Macdonald-Laurier Institute Senior Fellow Philip Cross spoke to several media outlets on Friday about the error Statistics Canada made in calculating its July jobs figures.
The agency announced early last week that it had made a mistake in calculating its jobs figures for the previous month. On Friday it revised the number of jobs gained to 42,000, an increase over the 200 job increases it previously reported.
Some spent the week speculating that the error was made as a result of one of two factors: recent cutbacks in funding to the agency, or that the government’s decision to cut make the long-form census voluntary is now making it difficult for Stats Can to collect proper data.
Cross says both of these explanations are wrong.
Cross, who previously worked as Statistics Canada’s chief economic analyst, told the Toronto Star that the agency has all the resources it needs to conduct important studies like the Labour Force Survey.
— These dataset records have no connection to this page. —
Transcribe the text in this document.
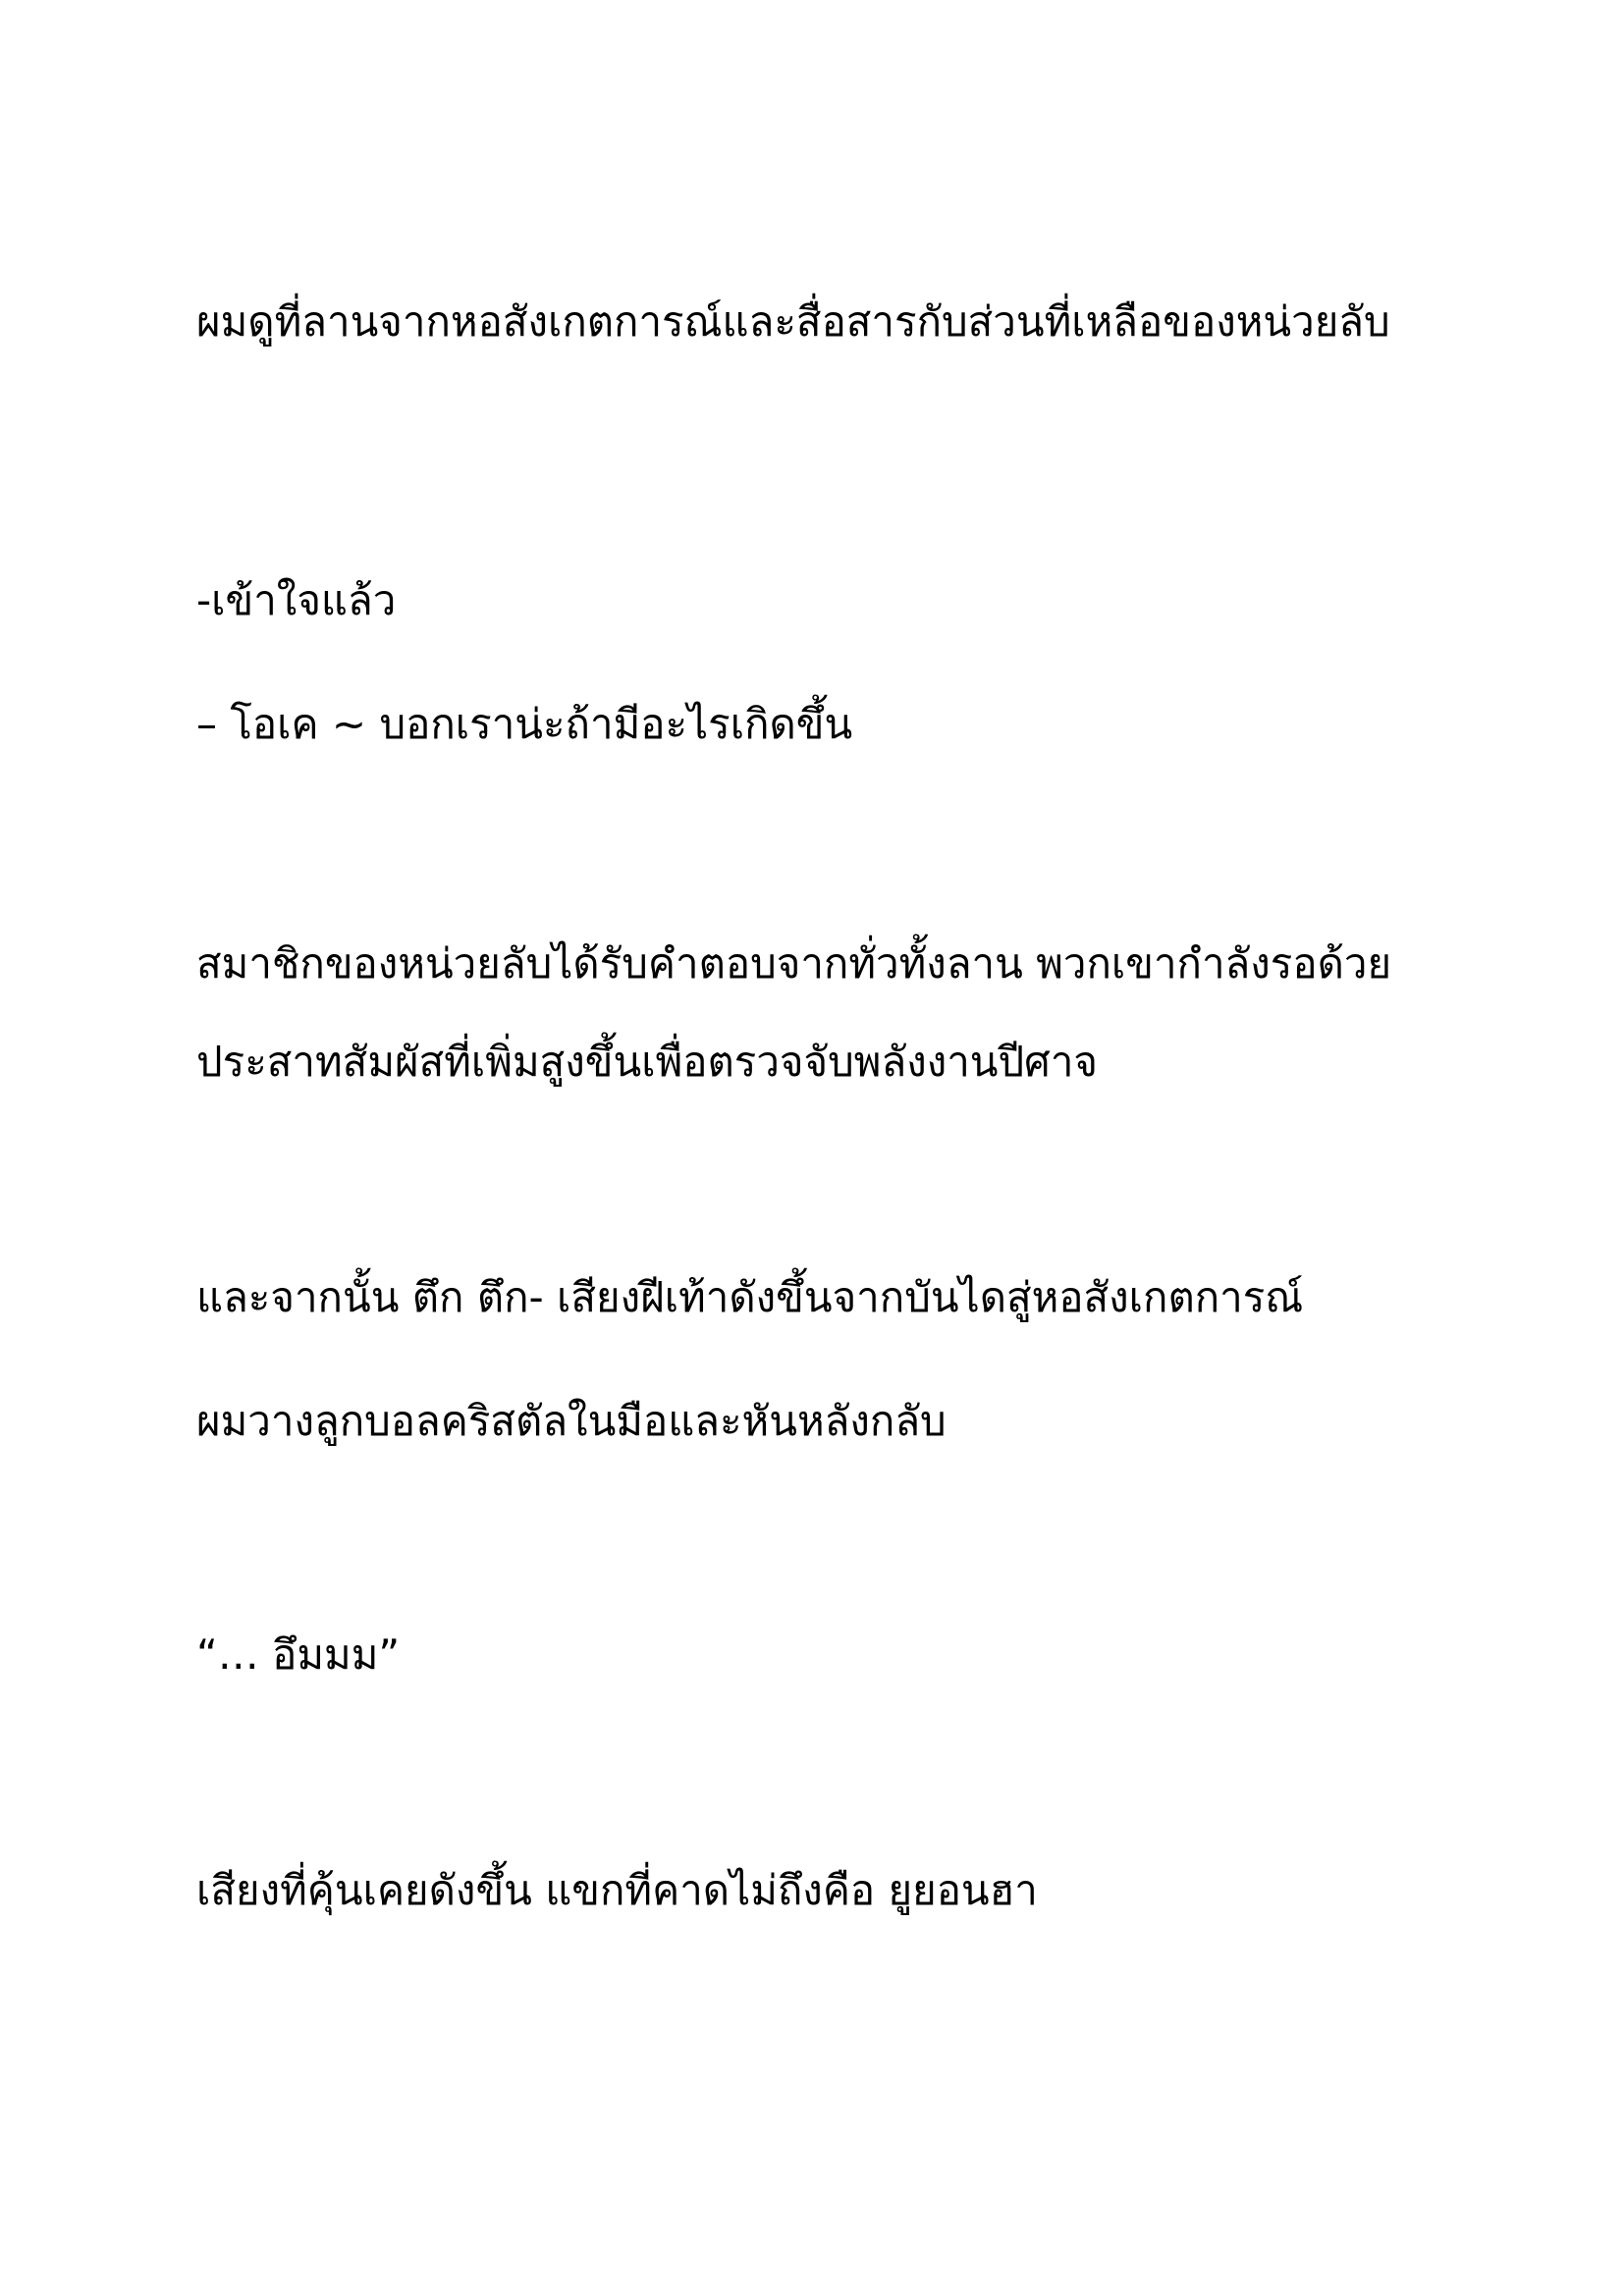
ผมดูที่ลานจากหอสังเกตการณ์และสื่อสารกับส่วนที่เหลือของหน่วยลับ

-เข้าใจแล้ว

– โอเค ~ บอกเราน่ะถ้ามีอะไรเกิดขึ้น

สมาชิกของหน่วยลับได้รับคำตอบจากทั่วทั้งลาน พวกเขากำลังรอด้วย

ประสาทสัมผัสที่เพิ่มสูงขึ้นเพื่อตรวจจับพลังงานปีศาจ

และจากนั้น ตึก ตึก- เสียงฝีเท้าดังขึ้นจากบันไดสู่หอสังเกตการณ์

ผมวางลูกบอลคริสตัลในมือและหันหลังกลับ

“… อึมมม”

เสียงที่คุ้นเคยดังขึ้น แขกที่คาดไม่ถึงคือ ยูยอนฮา
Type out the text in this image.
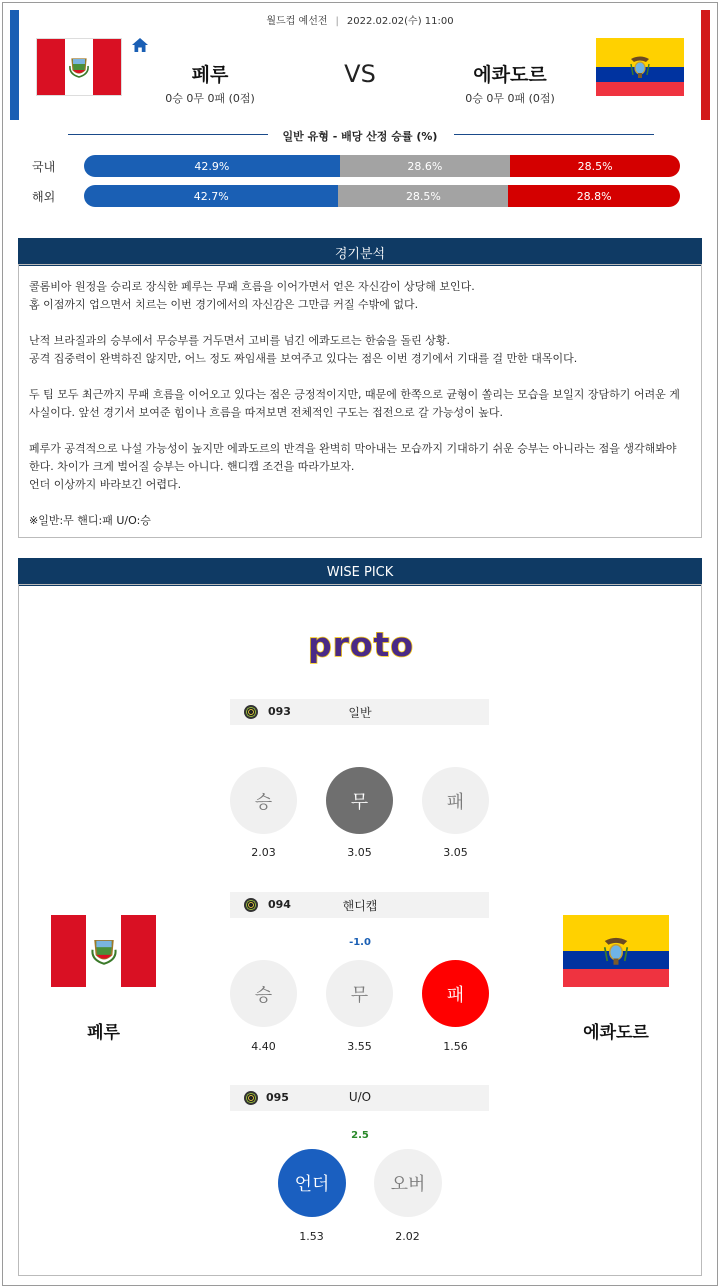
월드컵 예선전 | 2022.02.02(수) 11:00
페루
0승 0무 0패 (0점)
VS	에콰도르
0승 0무 0패 (0점)
일반 유형 - 배당 산정 승률 (%)
국내	42.9%	28.6%	28.5%
해외	42.7%	28.5%	28.8%
경기분석

콜롬비아 원정을 승리로 장식한 페루는 무패 흐름을 이어가면서 얻은 자신감이 상당해 보인다.
홈 이점까지 업으면서 치르는 이번 경기에서의 자신감은 그만큼 커질 수밖에 없다.

난적 브라질과의 승부에서 무승부를 거두면서 고비를 넘긴 에콰도르는 한숨을 돌린 상황.
공격 집중력이 완벽하진 않지만, 어느 정도 짜임새를 보여주고 있다는 점은 이번 경기에서 기대를 걸 만한 대목이다.

두 팀 모두 최근까지 무패 흐름을 이어오고 있다는 점은 긍정적이지만, 때문에 한쪽으로 균형이 쏠리는 모습을 보일지 장담하기 어려운 게
사실이다. 앞선 경기서 보여준 힘이나 흐름을 따져보면 전체적인 구도는 접전으로 갈 가능성이 높다.

페루가 공격적으로 나설 가능성이 높지만 에콰도르의 반격을 완벽히 막아내는 모습까지 기대하기 쉬운 승부는 아니라는 점을 생각해봐야
한다. 차이가 크게 벌어질 승부는 아니다. 핸디캡 조건을 따라가보자.
언더 이상까지 바라보긴 어렵다.

※일반:무 핸디:패 U/O:승

WISE PICK
proto
093	일반
승	무	패
2.03	3.05	3.05
094	핸디캡
-1.0
승	무	패
4.40	3.55	1.56
페루	에콰도르
095	U/O
2.5
언더	오버
1.53	2.02
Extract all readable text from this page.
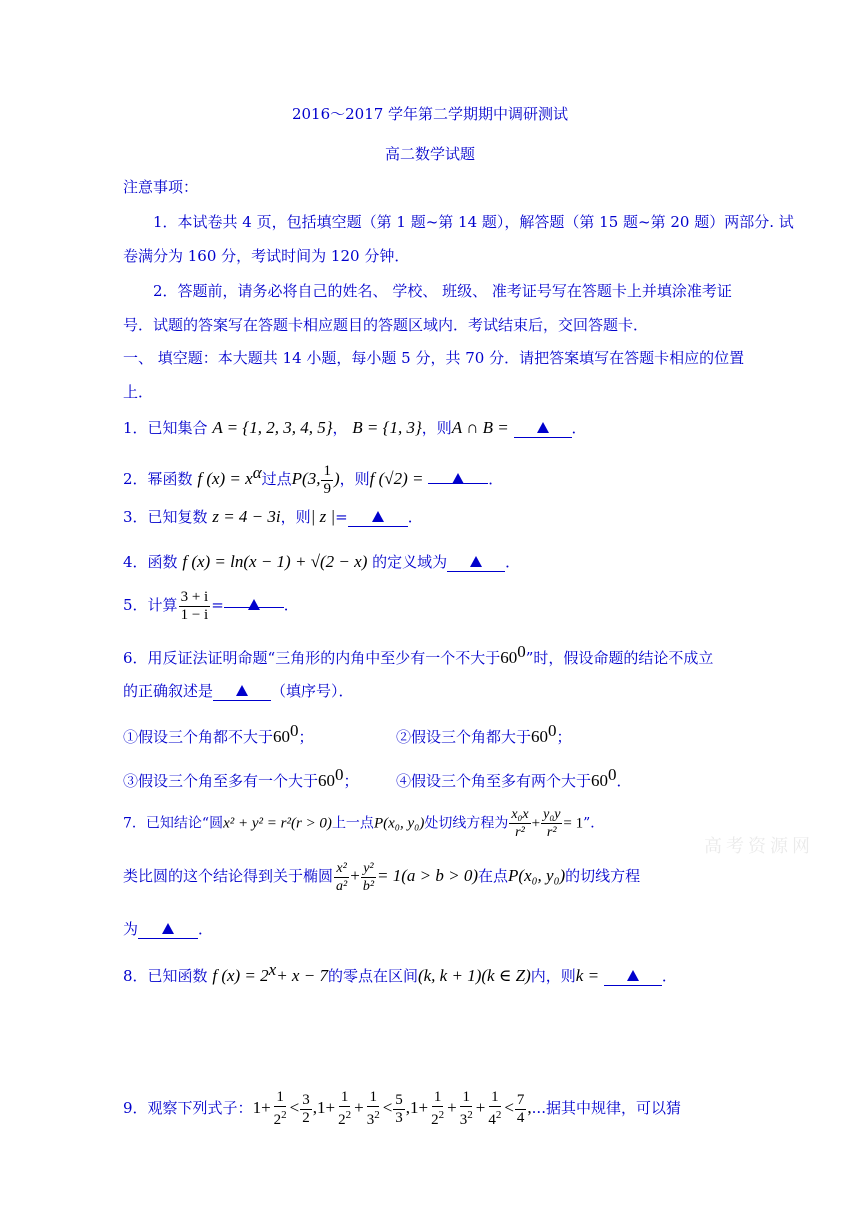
2016～2017 学年第二学期期中调研测试
高二数学试题
注意事项：
1．本试卷共 4 页，包括填空题（第 1 题~第 14 题），解答题（第 15 题~第 20 题）两部分. 试
卷满分为 160 分，考试时间为 120 分钟．
2．答题前，请务必将自己的姓名、 学校、 班级、 准考证号写在答题卡上并填涂准考证
号．试题的答案写在答题卡相应题目的答题区域内．考试结束后，交回答题卡．
一、 填空题：本大题共 14 小题，每小题 5 分，共 70 分．请把答案填写在答题卡相应的位置
上．
1．已知集合 A = {1, 2, 3, 4, 5}， B = {1, 3}，则A ∩ B =	．
2．幂函数 f $(x) = x^\alpha$过点P(3, $\frac{1}{9}$ )，则f (√2) =	．
3．已知复数 z = 4 − 3i，则| z |=	．
4．函数 f (x) = ln(x − 1) + √(2 − x) 的定义域为	．
5．计算 $\frac{3 + i}{1 - i}$ =	．
6．用反证法证明命题“三角形的内角中至少有一个不大于$60^0$”时，假设命题的结论不成立
的正确叙述是	（填序号）．
①假设三个角都不大于$60^0$；	②假设三个角都大于$60^0$；
③假设三个角至多有一个大于$60^0$； ④假设三个角至多有两个大于$60^0$．
7．已知结论“圆x² + y² = r²(r > 0)上一点P(x₀, y₀)处切线方程为 $\frac{\text{x₀x}}{\text{r²}} + \frac{\text{y₀y}}{\text{r²}} = 1$”．
类比圆的这个结论得到关于椭圆 $\frac{\text{x²}}{\text{a²}} + \frac{\text{y²}}{\text{b²}} = 1(a > b > 0)$在点P(x₀, y₀)的切线方程
为	．
8．已知函数 f $(x) = 2^x+ x - 7$的零点在区间(k, k + 1)(k ∈ Z)内，则k =	．
9．观察下列式子：$1+ \frac{1}{2^2} < \frac{3}{2} ,1+ \frac{1}{2^2} + \frac{1}{3^2} < \frac{5}{3} ,1+ \frac{1}{2^2} + \frac{1}{3^2} + \frac{1}{4^2} < \frac{7}{4}$ ,...据其中规律，可以猜
高考资源网
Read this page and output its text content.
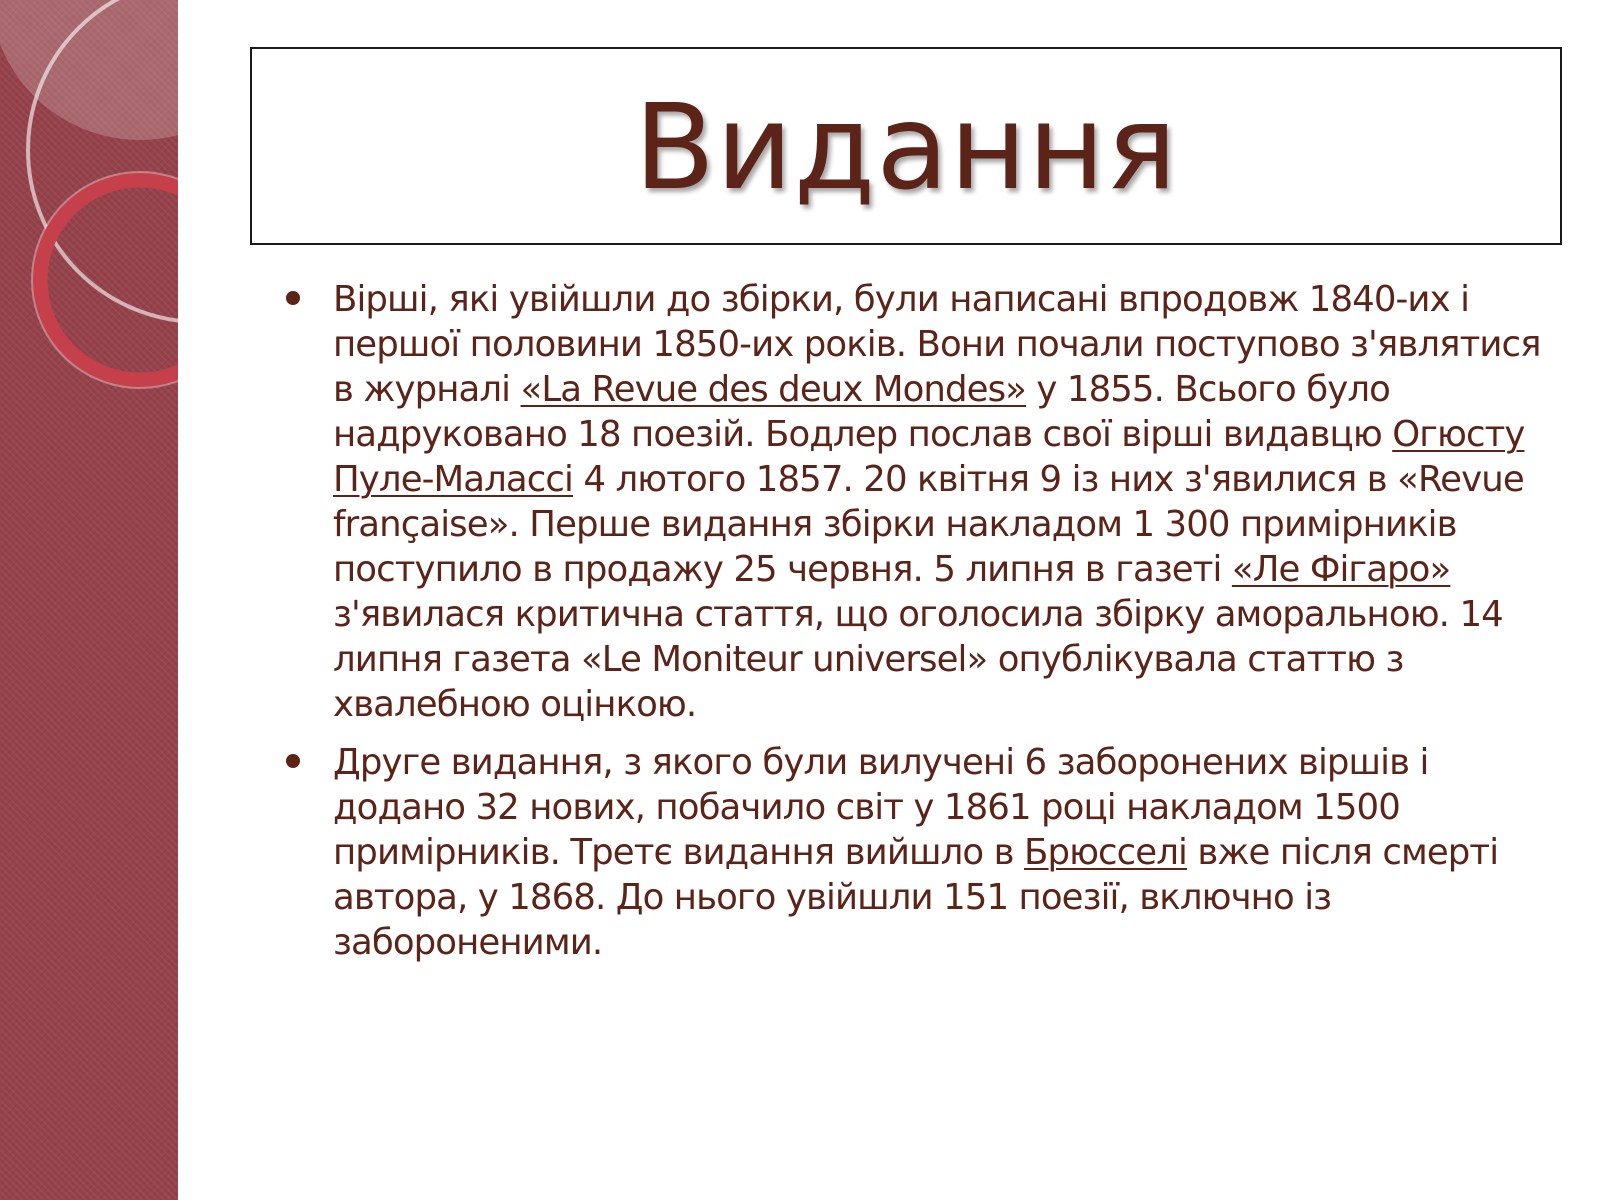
Видання
Вірші, які увійшли до збірки, були написані впродовж 1840-их і першої половини 1850-их років. Вони почали поступово з'являтися в журналі «La Revue des deux Mondes» у 1855. Всього було надруковано 18 поезій. Бодлер послав свої вірші видавцю Огюсту Пуле-Малассі 4 лютого 1857. 20 квітня 9 із них з'явилися в «Revue française». Перше видання збірки накладом 1 300 примірників поступило в продажу 25 червня. 5 липня в газеті «Ле Фігаро» з'явилася критична стаття, що оголосила збірку аморальною. 14 липня газета «Le Moniteur universel» опублікувала статтю з хвалебною оцінкою.
Друге видання, з якого були вилучені 6 заборонених віршів і додано 32 нових, побачило світ у 1861 році накладом 1500 примірників. Третє видання вийшло в Брюсселі вже після смерті автора, у 1868. До нього увійшли 151 поезії, включно із забороненими.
Speaking with The Canadian Press, meanwhile, he said the mistake has nothing to do with the long-form census. That’s because the LFS relies on the short-form census, he says, which is still mandatory.
Instead, Cross says, this debacle should serve as a reminder that human error can still play a role in the collection and processing of data.
He told the National Post “this isn’t symptomatic of budget cuts, it’s not symptomatic of the census. It’s just somebody made a mistake”.
That’s why, he told the Metro chain of newspapers, Stats Can now needs to look at its system of checks and balances to ensure the mistake doesn’t happen again. This thought was echoed in a National Post op-ed on the subject, which cited Cross’s column.
On the whole, though, Cross says Stats Can is doing a good job at data collection and processing. As he wrote in an op-ed for the Globe and Mail last week, data quality at Statistics Canada is higher than it’s ever been.